Mark 9:23 “All things are possible for the one who believes.”
Yesterday I wrote about a friend who had some questions on faith that we discussed over dinner. Another one of those concerns had to do with the fact that he still had doubts. “I’m just not sure that I can fully accept that everything in the bible happened exactly as it’s written.”
I replied “my mom once said to me that she’s visited a lot of different churches, and some of them take a more literal interpretation of the bible, and some of them take a more poetic interpretation of parts of the bible. One thing that she noticed is that those churches that take a more literal approach tend to see more miracles than those that interpret more loosely. That kind of makes sense, because a large body of peer-reviewed research demonstrates that thinking something is possible makes it more possible. That’s why sprinters visualize winning a race before they compete. It’s why self-help gurus espouse vision boards. And while I believe spiritual practices are especially powerful, even atheist scientists admit that people who pray get healed of ailments more than those who don’t.
If you believe that Moses actually parted the Red Sea, that Jesus actually walked on water, that even Peter’s shadow actually healed the sick, then believing for a promotion, a restored relationship or healing of cancer is no big deal. You don’t always get what you want, but if you have faith that it can happen, it’s way more likely to happen. Even atheists believe that.”

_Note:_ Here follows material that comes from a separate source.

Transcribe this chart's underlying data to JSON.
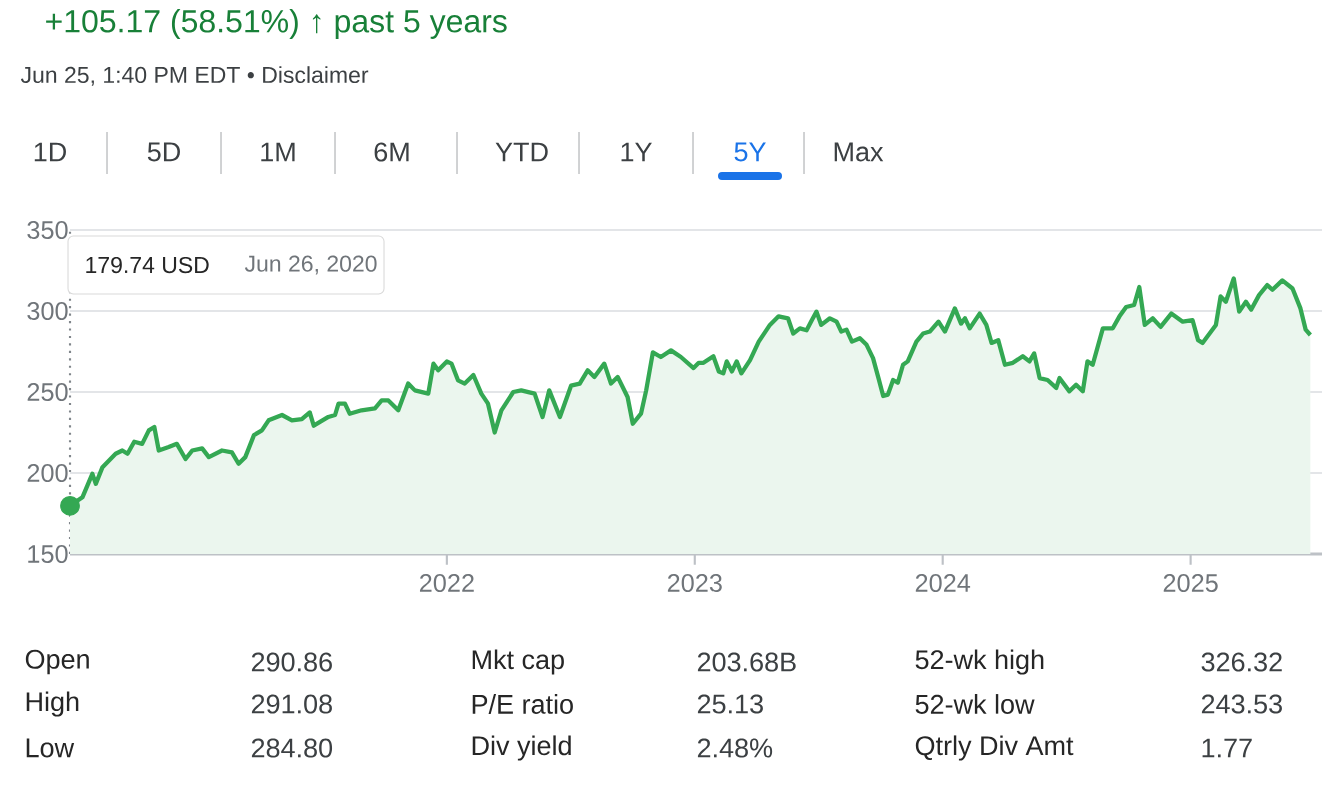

What you believe is also a choice. In a study titled “The Biochemistry of Belief,” three psychiatrists from India highlighted that “one of the biggest misconceptions people often harbor is that belief is a static, intellectual concept… Beliefs are a choice. We have the power to choose our beliefs.”
So if we can choose our beliefs, and believing in a literal interpretation of the bible leads to more miraculous outcomes, then well the pragmatist in me will choose to believe it’s all literally true. I’d take that trade all day long. But honestly there are days when I have questions too. So do I beat myself up over it? There are also days when I encounter believers with different theology than me, or folks who follow different gods. Does that threaten my sense of intellectual consistency if some of their arguments make some sense?
Honestly it used to. I often felt a sense of defensiveness when someone challenged my theology. But I realized that my tone and posture when defending myself often resembled that of the Pharisees more than it did that of Jesus. The most learned leaders of his day got so many things wrong about the nature of God and of love. So who am I to say I’ve got it all right? Surely I need to have a bit more humility than that.
The other day I posted about how two different parts of the brain can actually believe two different things at one time. It’s kind of how two different people within a team can believe two different things, but ultimately what matters is that they can “disagree and commit” to use Jeff Bezos language. If I had to peer into the inner workings of my brain, I’m sure there are moments where I 80% believe that xyz happened in the Bible and 20% am not so sure. But I’m ok with that now, because I know that what I believe is a choice. And I know I choose to have faith.
Dear God, thanks for giving us your word. Long before psychiatry journals and self-help books, you laid out the key to living a meaningful and fulfilled life. I choose to love you with all of my heart, soul, mind and strength today. In Jesus’ name, Amen.